Das Ziel meiner Reise kannten nur mein Freund und Arbeitskollege Martin und die alte Nachbarin Frau Anuschek aus dem Erdgeschoss, weil ihr nie etwas entging. Den Zweck meiner Reise hingegen kannte niemand. Als ich letzten Montag kündigte, ritt ich noch auf derselben Welle der Entschlossenheit, auf der ich schon am vorigen Samstag als direkte Reaktion auf die erhaltene Post mein Kündigungsschreiben aufgesetzt hatte. Je weiter die Zeit voranschritt, desto unreifer kam mir meine Entscheidung vor, mein Leben für ein Drehbuch zu verlassen. Der Stein jedoch, der die Dinge ins Rollen brachte, war losgetreten. Jetzt war ich eben kein Werbetexter mehr, sondern freier Autor. Auch wenn das noch niemand wusste.
Es war Samstagabend, der 2. August 2014. Ein neuer Monat.

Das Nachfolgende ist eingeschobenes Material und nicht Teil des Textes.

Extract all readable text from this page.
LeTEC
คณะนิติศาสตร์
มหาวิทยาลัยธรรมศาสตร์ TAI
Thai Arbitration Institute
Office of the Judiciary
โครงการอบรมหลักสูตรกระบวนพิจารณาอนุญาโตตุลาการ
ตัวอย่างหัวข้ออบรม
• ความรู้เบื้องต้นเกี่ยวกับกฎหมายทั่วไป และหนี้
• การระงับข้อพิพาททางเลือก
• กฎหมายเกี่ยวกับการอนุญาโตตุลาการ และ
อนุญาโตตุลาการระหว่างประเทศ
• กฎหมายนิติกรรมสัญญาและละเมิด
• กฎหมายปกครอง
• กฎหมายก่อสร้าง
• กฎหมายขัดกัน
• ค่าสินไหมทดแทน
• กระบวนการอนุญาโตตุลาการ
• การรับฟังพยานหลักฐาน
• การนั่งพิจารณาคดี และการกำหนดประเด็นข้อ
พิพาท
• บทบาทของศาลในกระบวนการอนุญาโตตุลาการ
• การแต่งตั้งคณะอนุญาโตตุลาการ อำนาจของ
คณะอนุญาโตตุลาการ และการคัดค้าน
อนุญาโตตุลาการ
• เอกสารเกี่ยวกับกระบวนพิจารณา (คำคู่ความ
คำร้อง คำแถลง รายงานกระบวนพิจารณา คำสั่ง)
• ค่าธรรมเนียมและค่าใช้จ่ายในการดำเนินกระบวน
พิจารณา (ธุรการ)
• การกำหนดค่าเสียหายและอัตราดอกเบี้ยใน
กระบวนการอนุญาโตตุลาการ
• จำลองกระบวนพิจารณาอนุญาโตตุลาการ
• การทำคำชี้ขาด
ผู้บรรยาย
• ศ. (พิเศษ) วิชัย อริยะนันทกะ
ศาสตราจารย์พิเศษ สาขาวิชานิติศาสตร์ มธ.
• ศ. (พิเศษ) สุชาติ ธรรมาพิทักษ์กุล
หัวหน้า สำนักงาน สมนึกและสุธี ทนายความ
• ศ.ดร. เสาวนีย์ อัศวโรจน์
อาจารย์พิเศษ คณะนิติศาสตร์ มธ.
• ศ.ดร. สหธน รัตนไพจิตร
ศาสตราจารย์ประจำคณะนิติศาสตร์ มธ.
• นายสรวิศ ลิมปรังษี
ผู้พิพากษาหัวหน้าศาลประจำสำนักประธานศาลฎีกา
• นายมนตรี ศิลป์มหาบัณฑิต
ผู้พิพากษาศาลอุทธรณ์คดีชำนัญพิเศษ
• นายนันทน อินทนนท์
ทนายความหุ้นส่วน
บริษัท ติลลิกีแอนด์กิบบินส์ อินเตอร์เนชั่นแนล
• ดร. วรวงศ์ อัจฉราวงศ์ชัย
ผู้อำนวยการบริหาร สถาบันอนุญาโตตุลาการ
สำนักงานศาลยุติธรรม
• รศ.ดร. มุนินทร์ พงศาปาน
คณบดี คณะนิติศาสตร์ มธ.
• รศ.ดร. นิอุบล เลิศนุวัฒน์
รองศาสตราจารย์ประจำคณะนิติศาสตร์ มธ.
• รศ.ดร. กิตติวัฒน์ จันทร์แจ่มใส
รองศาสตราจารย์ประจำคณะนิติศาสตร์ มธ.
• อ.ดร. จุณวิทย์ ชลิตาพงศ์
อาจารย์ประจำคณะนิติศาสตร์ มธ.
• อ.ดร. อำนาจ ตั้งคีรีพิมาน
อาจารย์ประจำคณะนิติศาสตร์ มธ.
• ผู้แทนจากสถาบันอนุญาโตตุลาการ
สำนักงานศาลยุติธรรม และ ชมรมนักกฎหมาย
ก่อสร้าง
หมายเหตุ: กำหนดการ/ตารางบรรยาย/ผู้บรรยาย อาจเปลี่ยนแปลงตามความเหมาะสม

Ein neuer Job. Eine neue Reise und meine Sachen sind gepackt. Das Taxi wartete unten, das mich und mein Gepäck vom Frankfurter Westend zum Flughafen bringen würde. Ein letztes Mal schaute ich in den Spiegel, streichelte mir nachdenklich über den Kopf und den Bart. Ich hätte mich noch rasieren können, dafür war es jetzt aber zu spät. Außerdem hatte ich den neuen Bart liebgewonnen. Es war Zeit zum Gehen. Natürlich begegnete mir noch Frau Anuschek im Treppenhaus, die sich von mir mit einem bitteren Unterton verabschiedete: „Einen schönen Urlaub in Thailand noch. Und fangen Sie sich da nichts ein, Herr Schubert.“ „Kambodscha“, rufe ich noch zurück, aber ich bin schon auf der Straße.

Rein ins Taxi. Raus aus dem Taxi. Frankfurt Airport. Auf in eine neue Welt und zu einem besseren Drehbuch! Ich musste nur noch einchecken.